ディープすぎる金魚の世界をDVDで
金魚に関するAからZまで、これだけでかなり学べます。
8月のある深夜、NHKで非常にディープな番組をやっていた。『金魚大百科』。

ハイビジョンの番組を、地上波で再放送している番組のようだが、「たかが金魚、されど金魚。この深くて広い世界を26のキーワードで紹介」として、金魚に関する情報を、「C=Color」「F=Food」のように、AからZまで分け、2時間近く放送していた。慌てて途中からビデオに録ったが、最初が切れてしまったのが、どうにも口惜しい。

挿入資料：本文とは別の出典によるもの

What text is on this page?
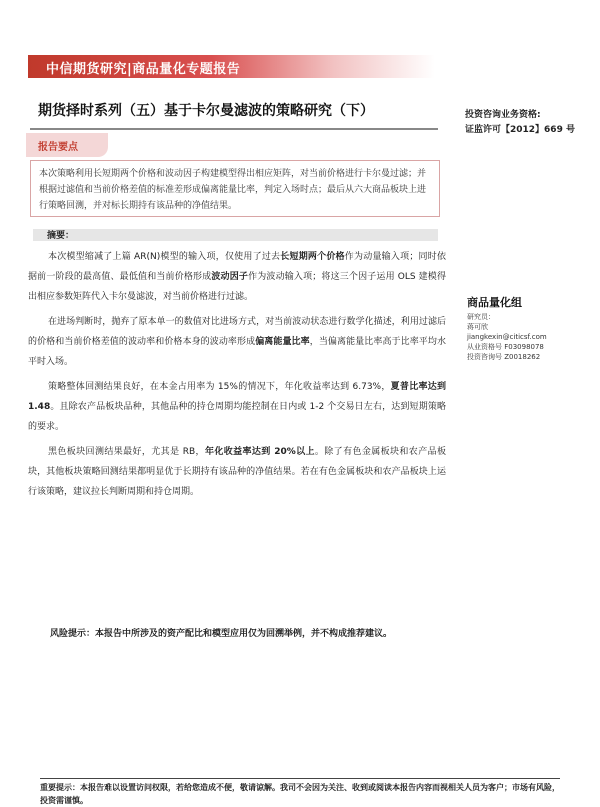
中信期货研究|商品量化专题报告
期货择时系列（五）基于卡尔曼滤波的策略研究（下）	投资咨询业务资格:
证监许可【2012】669 号
报告要点
本次策略利用长短期两个价格和波动因子构建模型得出相应矩阵，对当前价格进行卡尔曼过滤；并根据过滤值和当前价格差值的标准差形成偏离能量比率，判定入场时点；最后从六大商品板块上进行策略回测，并对标长期持有该品种的净值结果。
摘要：

本次模型缩减了上篇 AR(N)模型的输入项，仅使用了过去长短期两个价格作为动量输入项；同时依据前一阶段的最高值、最低值和当前价格形成波动因子作为波动输入项；将这三个因子运用 OLS 建模得出相应参数矩阵代入卡尔曼滤波，对当前价格进行过滤。

在进场判断时，抛弃了原本单一的数值对比进场方式，对当前波动状态进行数学化描述，利用过滤后的价格和当前价格差值的波动率和价格本身的波动率形成偏离能量比率，当偏离能量比率高于比率平均水平时入场。

策略整体回测结果良好，在本金占用率为 15%的情况下，年化收益率达到 6.73%，夏普比率达到 1.48。且除农产品板块品种，其他品种的持仓周期均能控制在日内或 1-2 个交易日左右，达到短期策略的要求。

黑色板块回测结果最好，尤其是 RB，年化收益率达到 20%以上。除了有色金属板块和农产品板块，其他板块策略回测结果都明显优于长期持有该品种的净值结果。若在有色金属板块和农产品板块上运行该策略，建议拉长判断周期和持仓周期。

商品量化组
研究员：
蒋可欣
jiangkexin@citicsf.com
从业资格号 F03098078
投资咨询号 Z0018262
风险提示：本报告中所涉及的资产配比和模型应用仅为回溯举例，并不构成推荐建议。
重要提示：本报告难以设置访问权限，若给您造成不便，敬请谅解。我司不会因为关注、收到或阅读本报告内容而视相关人员为客户；市场有风险，投资需谨慎。
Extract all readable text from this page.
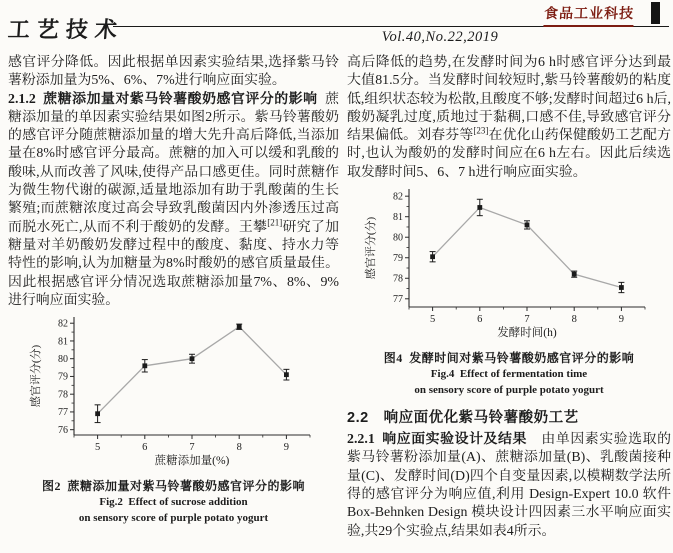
工艺技术
食品工业科技
Vol.40,No.22,2019

感官评分降低。因此根据单因素实验结果,选择紫马铃薯粉添加量为5%、6%、7%进行响应面实验。

2.1.2 蔗糖添加量对紫马铃薯酸奶感官评分的影响 蔗糖添加量的单因素实验结果如图2所示。紫马铃薯酸奶的感官评分随蔗糖添加量的增大先升高后降低,当添加量在8%时感官评分最高。蔗糖的加入可以缓和乳酸的酸味,从而改善了风味,使得产品口感更佳。同时蔗糖作为微生物代谢的碳源,适量地添加有助于乳酸菌的生长繁殖;而蔗糖浓度过高会导致乳酸菌因内外渗透压过高而脱水死亡,从而不利于酸奶的发酵。王攀[21]研究了加糖量对羊奶酸奶发酵过程中的酸度、黏度、持水力等特性的影响,认为加糖量为8%时酸奶的感官质量最佳。因此根据感官评分情况选取蔗糖添加量7%、8%、9%进行响应面实验。

76
77
78
79
80
81
82
5	6	7	8	9
蔗糖添加量(%)
感官评分(分)
图2 蔗糖添加量对紫马铃薯酸奶感官评分的影响
Fig.2 Effect of sucrose addition
on sensory score of purple potato yogurt

高后降低的趋势,在发酵时间为6 h时感官评分达到最大值81.5分。当发酵时间较短时,紫马铃薯酸奶的粘度低,组织状态较为松散,且酸度不够;发酵时间超过6 h后,酸奶凝乳过度,质地过于黏稠,口感不佳,导致感官评分结果偏低。刘春芬等[23]在优化山药保健酸奶工艺配方时,也认为酸奶的发酵时间应在6 h左右。因此后续选取发酵时间5、6、7 h进行响应面实验。

77
78
79
80
81
82
5	6	7	8	9
发酵时间(h)
感官评分(分)
图4 发酵时间对紫马铃薯酸奶感官评分的影响
Fig.4 Effect of fermentation time
on sensory score of purple potato yogurt
2.2 响应面优化紫马铃薯酸奶工艺

2.2.1 响应面实验设计及结果 由单因素实验选取的紫马铃薯粉添加量(A)、蔗糖添加量(B)、乳酸菌接种量(C)、发酵时间(D)四个自变量因素,以模糊数学法所得的感官评分为响应值,利用 Design-Expert 10.0 软件 Box-Behnken Design 模块设计四因素三水平响应面实验,共29个实验点,结果如表4所示。
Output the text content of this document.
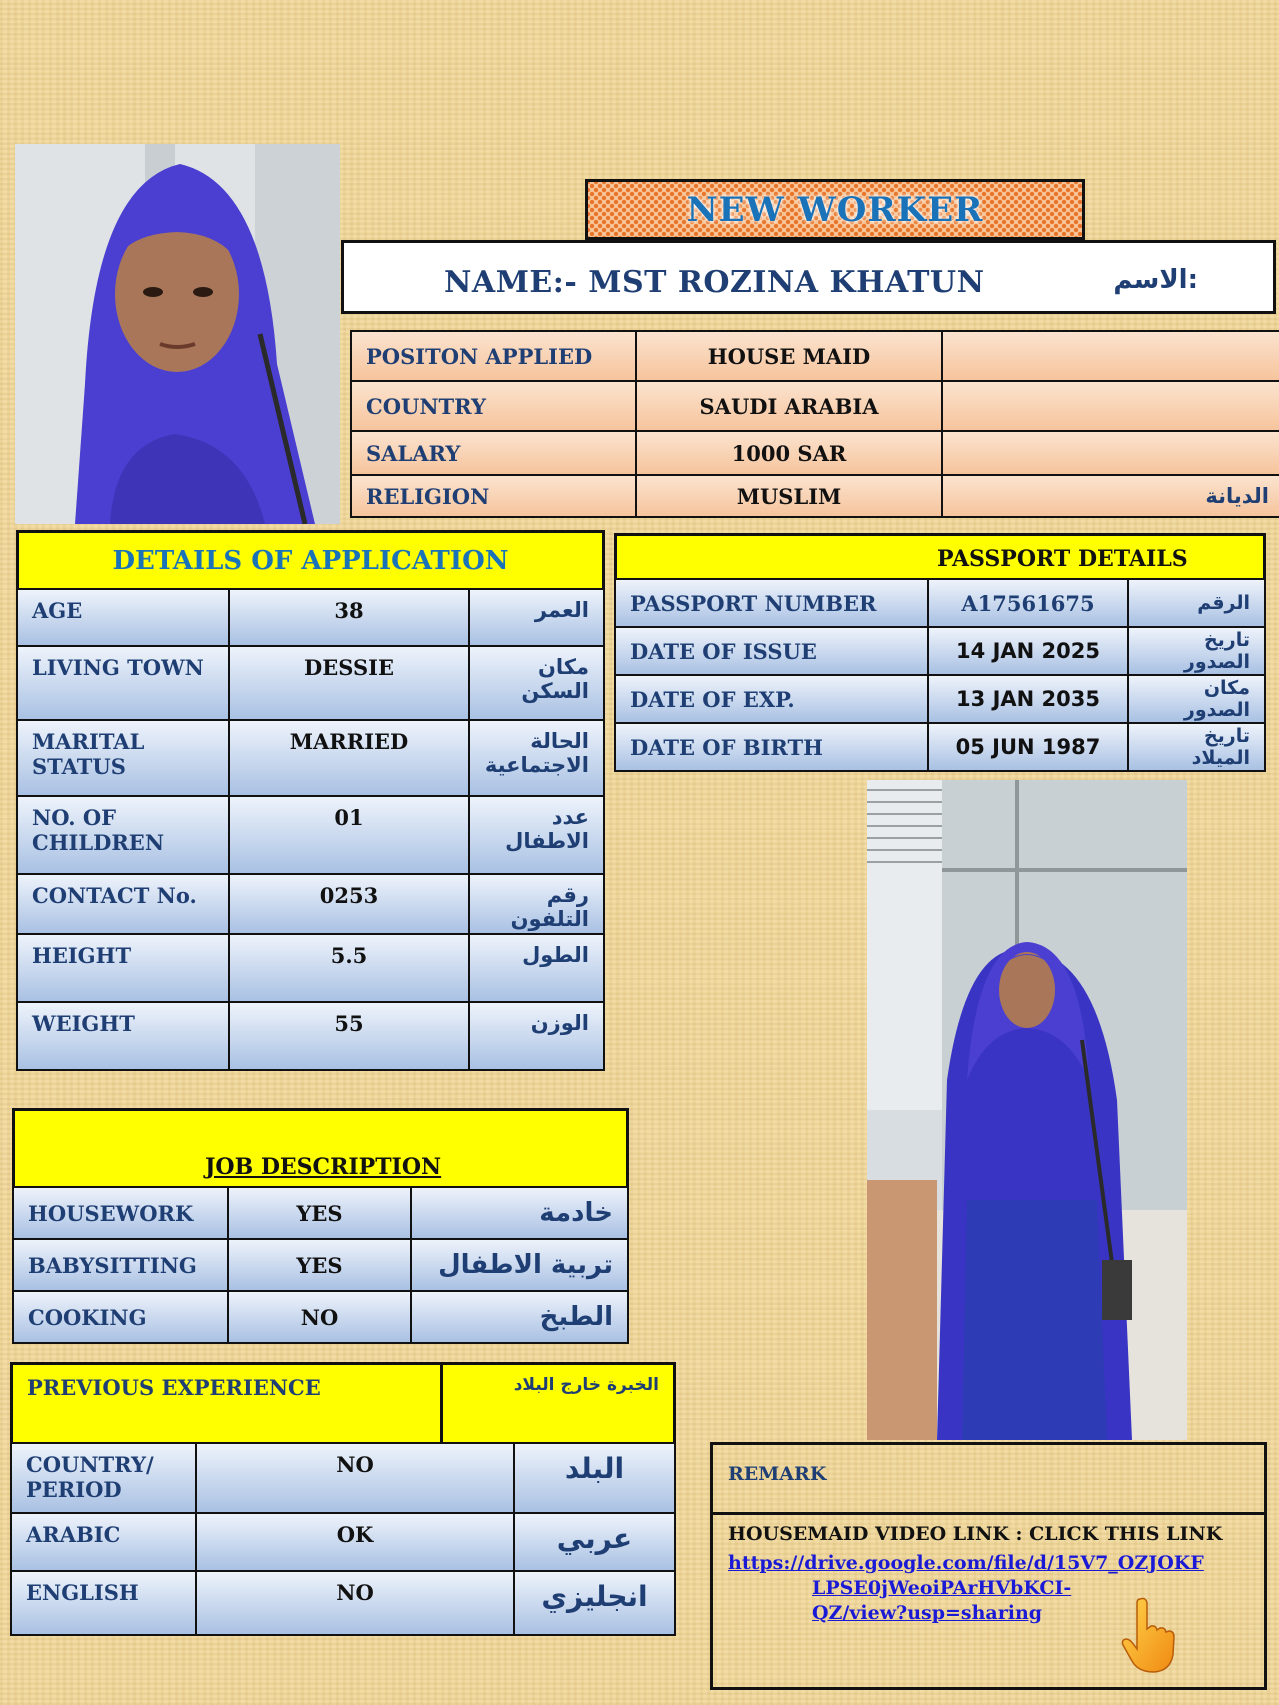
NEW WORKER
NAME:- MST ROZINA KHATUN	الاسم:
POSITON APPLIED	HOUSE MAID	
COUNTRY	SAUDI ARABIA	
SALARY	1000 SAR	
RELIGION	MUSLIM	الديانة
DETAILS OF APPLICATION
AGE	38	العمر
LIVING TOWN	DESSIE	مكان السكن
MARITAL STATUS	MARRIED	الحالة الاجتماعية
NO. OF CHILDREN	01	عدد الاطفال
CONTACT No.	0253	رقم التلفون
HEIGHT	5.5	الطول
WEIGHT	55	الوزن
PASSPORT DETAILS
PASSPORT NUMBER	A17561675	الرقم
DATE OF ISSUE	14 JAN 2025	تاريخ الصدور
DATE OF EXP.	13 JAN 2035	مكان الصدور
DATE OF BIRTH	05 JUN 1987	تاريخ الميلاد
JOB DESCRIPTION
HOUSEWORK	YES	خادمة
BABYSITTING	YES	تربية الاطفال
COOKING	NO	الطبخ
PREVIOUS EXPERIENCE	الخبرة خارج البلاد
COUNTRY/ PERIOD	NO	البلد
ARABIC	OK	عربي
ENGLISH	NO	انجليزي
REMARK
HOUSEMAID VIDEO LINK : CLICK THIS LINK
https://drive.google.com/file/d/15V7_OZJOKF
LPSE0jWeoiPArHVbKCI-
QZ/view?usp=sharing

そこで、調べてみたら、『金魚入門 知っておきたい、泳ぐ宝石たちの秘密』という本が発売されていて、なんとこの番組が、そのままDVD2枚組として付いてくるではないか。
本は、珍しい金魚の種類、季節ごとの飼い方の注意などがコンパクトにまとめられているのだが、やっぱり嬉しいのは金魚の動くさまが見られるDVD!
たとえば、尾の美しさが際立つ「土佐金」。職人が作る専用の鉢は、わざとコケが生えやすいようにケバだたせているというが、その理由は、「コケを食べるときに、お尻をフリフリすることで鍛えられ、美しいバレリーナのような舞ができるようになるから」という。

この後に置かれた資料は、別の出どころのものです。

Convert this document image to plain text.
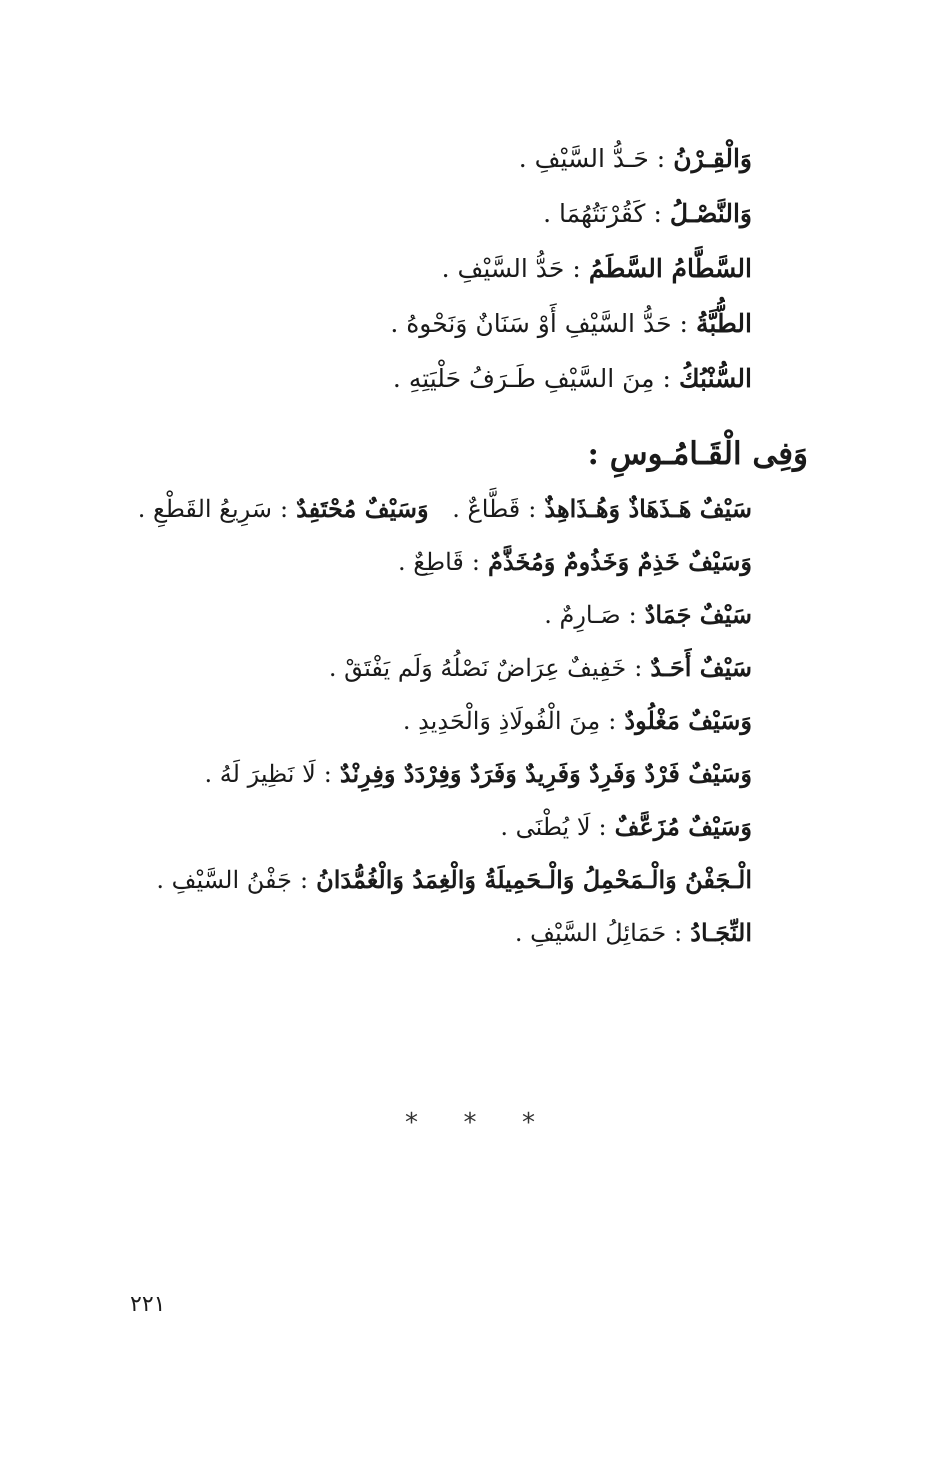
وَالْقِـرْنُ:حَـدُّ السَّيْفِ .
وَالنَّصْـلُ:كَقُرْنَتُهُمَا .
السَّطَّامُ السَّطَمُ:حَدُّ السَّيْفِ .
الطُّبَّةُ:حَدُّ السَّيْفِ أَوْ سَنَانٌ وَنَحْوهُ .
السُّنْبُكُ:مِنَ السَّيْفِ طَـرَفُ حَلْيَتِهِ .
وَفِى الْقَـامُـوسِ :
سَيْفٌ هَـذَهَاذٌ وَهُـذَاهِذٌ:قَطَّاعٌ . وَسَيْفٌ مُحْتَفِدٌ:سَرِيعُ القَطْعِ .
وَسَيْفٌ خَذِمٌ وَخَذُومٌ وَمُخَذَّمٌ:قَاطِعٌ .
سَيْفٌ جَمَادٌ:صَـارِمٌ .
سَيْفٌ أَحَـدٌ:خَفِيفٌ عِرَاضٌ نَصْلُهُ وَلَم يَفْتَقْ .
وَسَيْفٌ مَغْلُودٌ:مِنَ الْفُولَاذِ وَالْحَدِيدِ .
وَسَيْفٌ فَرْدٌ وَفَرِدٌ وَفَرِيدٌ وَفَرَدٌ وَفِرْدَدٌ وَفِرِنْدٌ:لَا نَظِيرَ لَهُ .
وَسَيْفٌ مُزَعَّفٌ:لَا يُطْنَى .
الْـجَفْنُ وَالْـمَحْمِلُ وَالْـحَمِيلَةُ وَالْغِمَدُ وَالْغُمُّدَانُ:جَفْنُ السَّيْفِ .
النِّجَـادُ:حَمَائِلُ السَّيْفِ .
*
*
*
٢٢١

専用鉢と、バレリーナの舞! なんとも夢のある話ではないか。

また、金魚界の最高峰とされる「ランチュウ」飼いには、エサにこだわる人がけっこういるらしい。ここに登場する「青木さん」は、ハチミツと市販のエサ、秘密のクスリ、乳酸菌、海洋深層水、各種ビタミンなどを混ぜ合わせた「秘伝のエサ」を作っている。彼いわく「土用の丑の日にウナギを食うようなもん」だそうだが、その一方で、天然のミジンコを食べさせている人もいる。
「秘伝のエサVS天然のエサ」のように、散々あおったライバル関係だが、ランチュウの品評会では両者とも惜敗、「ちなみに、優勝した金魚は市販のエサでした」と、残酷なオチで締めくくるのである。

他に、注目だったのは、「世界一大きい金魚」。
「ジャンボオランダシシガシラ」は非常に大きい種類で、日本一は体長40センチ、世界一の中国の金魚は体長43.5センチという。
さらに、驚くのは、金魚が意外にもイギリスで愛されているということ。「ランチュウ」に夢中になり、なんと日本までわざわざ飼育法を学びにきた「アンドリューさん」という人物は、日本の飼育法を忠実にするがあまり、毎日日本の天気予報をチェックし、日本の気温をセットしているのだそうだ。
そして、気になるのは、やっぱり「寿命」。
以前、Bitで「金魚にまつわる数々の誤解」という記事を書いたが、アンケートによると、1年以内で死んでしまう割合は50%、平均寿命は2.8歳。
だが、最初の時期をうまく乗り切ると、長生きする金魚は多く、世界最長寿のイギリスのゴールディーくんにいたっては、なんと44歳(2004年時)! 飼い主が68歳、70歳のご夫婦で、3人あわせて182歳というスゴイことになっていた。


日本でも長寿の金魚は多いが、たいていきっかけは「縁日での金魚すくい」のよう。どの飼い主にも共通していえるのは、犬猫に負けない愛を降り注いでいるということだ。
そんなディープすぎる金魚の世界を見ているうちに、癒され、安らぎ、ついウトウト。金魚好きでなくとも、眠れない夜にオススメのDVDです。